DA MEMÓRIA… JOSÉ LANÇA-COELHO
No ano lectivo de 1978/79 fiz o Estágio Pedagógico, numa escola de Setúbal, para me tornar Professor Efectivo.
A orientadora de estágio era uma colega embirrante, com poucos escrúpulos, que não fazia o que apregoava, e que pegava por tudo e por nada, com os seis estagiários.
Um dos meus colegas, havia concorrido para várias cidades do país, onde funcionavam os estágios pedagógicos, e conhecia muito bem dois dos estagiários que, naquele ano, tinham sido colocados em Estremoz, encontrando-se com eles ao domingo.
Assim, à segunda-feira, ouvíamo-lo a contar o que os colegas de Estremoz diziam da benevolência do seu orientador de estágio, e todos lamentávamos não ter concorrido para aquele cidade, quando, inevitavelmente, o comparávamos com as extravagâncias das exigências da nossa orientadora.
Entretanto o ano de Estágio Pedagógico terminou, cada um dos seis professores seguiu o seu nobre caminho e, pessoalmente, a única coisa que retive na memória, foi que o tal colega de Estremoz, que era uma pessoa extremamente humana para com os seus estagiários, se chamava António Telmo.
Alguns anos depois, por aqueles inexplicáveis acasos da vida, conheci dois membros do denominado grupo da Filosofia Portuguesa que, se reuniam em duas pastelarias de Lisboa, à 5º feira à tarde numa da Rua Alexandre Herculano, e ao domingo de manhã, numa outra na Avenida João XXI, a “Munique” se não me falta a memória.
Álvaro Ribeiro e José Marinho já tinham falecido. Dos nomes mais sonantes que conheci então, faziam parte, António Quadros, Afonso Botelho, Brás Teixeira, e outros, a que a memória já não consegue chegar.
De entre eles, havia apenas um que não vivia em Lisboa, mas que, por amor à Filosofia ou ao Filosofar, fazia cerca de quatrocentos quilómetros ao domingo, para vir trocar impressões com os seus amigos. É verdade, vinha expressamente de Estremoz e, chamava-se António Telmo.
Lembra-me que, no dia que me estreei a emitir uma opinião perante tão douta plateia, formulei um juízo acerca da natureza material de Jesus Cristo, considerando-o do ponto de vista material, uma pessoa igual a todos nós, porém, sem negar a divindade da sua natureza espiritual.
O grupo ouviu-me e, em seguida, alguns dos presentes, sem me contradizer ou/e afrontar, deram a sua opinião.
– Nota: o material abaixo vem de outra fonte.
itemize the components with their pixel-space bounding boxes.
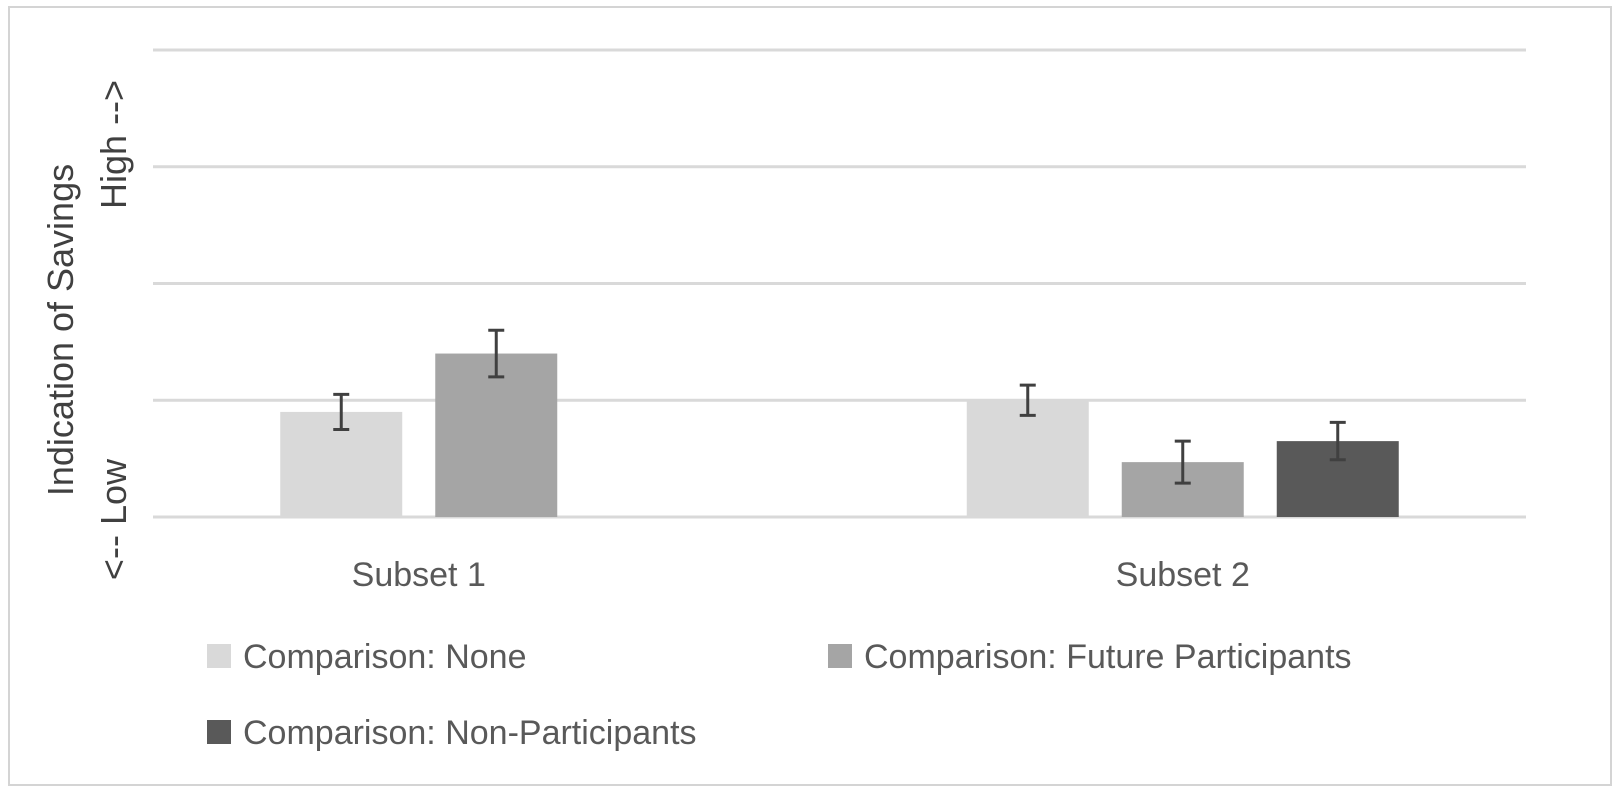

Porém, à saída da pastelaria, o António Telmo aproximou-se de mim e disse:
“ – Você hoje, já deu um ar da sua graça, ahn!
Sorri, e cada um foi à sua vida. Encontrámo-nos, posteriormente, algumas vezes naquela pastelaria acerca de tudo e de nada.
Anos depois, comprei e li com agrado o seu livro História Secreta de Portugal.